I just hope the government is getting to the “front of the line” as far as debtor priority goes so that taxpayers are reimbursed when the companies’ assets are sold off.

The stock market is collapsing today (Monday) on the news, not just because GM and Ford stocks are going down (Chrysler is privately-held) but also because financial stocks are weak on worries about the ripple effects if the Big Three default on their billions of dollars of debt. The market is right to be worried.

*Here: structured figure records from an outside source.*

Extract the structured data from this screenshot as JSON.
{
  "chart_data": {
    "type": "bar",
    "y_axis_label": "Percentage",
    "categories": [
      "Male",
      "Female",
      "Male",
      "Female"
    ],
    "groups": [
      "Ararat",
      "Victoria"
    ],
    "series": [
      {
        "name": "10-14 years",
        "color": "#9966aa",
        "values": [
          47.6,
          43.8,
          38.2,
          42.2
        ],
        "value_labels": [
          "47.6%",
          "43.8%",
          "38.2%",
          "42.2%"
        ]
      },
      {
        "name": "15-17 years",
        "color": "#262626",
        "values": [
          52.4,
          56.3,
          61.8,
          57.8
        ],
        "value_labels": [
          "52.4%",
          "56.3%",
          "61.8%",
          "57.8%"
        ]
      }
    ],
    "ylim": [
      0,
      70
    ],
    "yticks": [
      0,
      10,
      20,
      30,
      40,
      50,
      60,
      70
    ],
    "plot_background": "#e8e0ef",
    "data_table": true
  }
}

The real problem here is government involvement and the confusion it causes. The government saved Bear, Stearns and then let Lehman fail. They give the automakers billions of dollars and then say the companies aren’t viable. The government is apparently making decisions based on worst possible combination of incompetence and politics. It’s no wonder Tim Geithner said on “Meet the Press” that he knows he has to get people to work with him at Treasury who actually have real-world experience rather than just being “policy” people. Because government is not making decisions based on real-world experience or any principle greater than helping their political donors, markets and entrepreneurs have no idea what to expect next. And that’s at least as dangerous as knowing to expect a particular bad decision. Maybe today’s announcement regarding the Big Three is the first step in the right direction: It shows that Obama may be willing to make decisions which dramatically weaken unions, and it shows businesses yet again that they want government as their partner in the same way that an honest businessman wants the mafia as a “partner”.

We are living “Atlas Shrugged” right now. It’s going to be painful for some time, but it’s the only way out of the country’s current infatuation with a slick, pretty-boy econo-moron named Barack Obama and his siren song of socialism/fascism with which he is luring the country into financial destruction.